Bize vaat edilen cennet bile aslında dayatılmış bir ütopya: “Bunu arzulamak zorundasın ve bunu beğenmen gerekiyor.”
Empoze edilmiş bir cennet kavramı zaten tüm inanç sistemlerinde var.
Saghar Daeiri, Labirent, Kağıt üzerine suluboya, akrilikve kuru boya, 107 x 127 cm, 2019
Huriler de bu distopyanın birilerine vaat edilenleri, peşkeş çekilenleri olarak karşımıza çıkıyor.
Bu huri meselesi üzerine gerçekten çok düşündüm ve okudum. Madem cennetin böylesine önemli bir temsilcisi, neden gerçek hayatta kendisi bu cenneti yaşayamıyor?

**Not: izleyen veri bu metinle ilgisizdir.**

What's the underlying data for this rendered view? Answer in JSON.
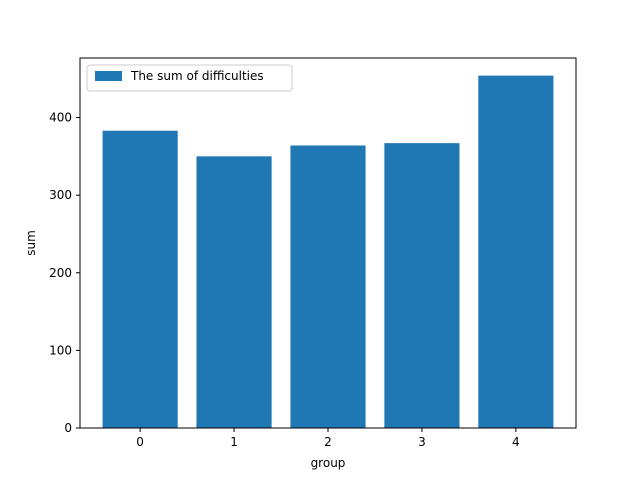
{
  "chart_data": {
    "type": "bar",
    "categories": [
      "0",
      "1",
      "2",
      "3",
      "4"
    ],
    "series": [
      {
        "name": "The sum of difficulties",
        "values": [
          383,
          350,
          364,
          367,
          454
        ],
        "color": "#1f77b4"
      }
    ],
    "xlabel": "group",
    "ylabel": "sum",
    "ylim": [
      0,
      476.7
    ],
    "yticks": [
      0,
      100,
      200,
      300,
      400
    ],
    "grid": false,
    "legend_position": "top-left"
  }
}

Bundan sonraki adımın ne olacak?
Bu soruyu tamamladığım her sergiden sonra kendime soruyorum ve bir ikileme düşüyorum. Önceden eskiz yapmadığım ve kendimi belirgin bir çerçeveyle sınırlandırmadığım için ilk başta ne yapacağıma dair tam olarak fikrim olmuyor genelde. Ama ütopya kavramını incelemeye devam edeceğim gibi görünüyor; çünkü bu konu benim için henüz bitmiş değil.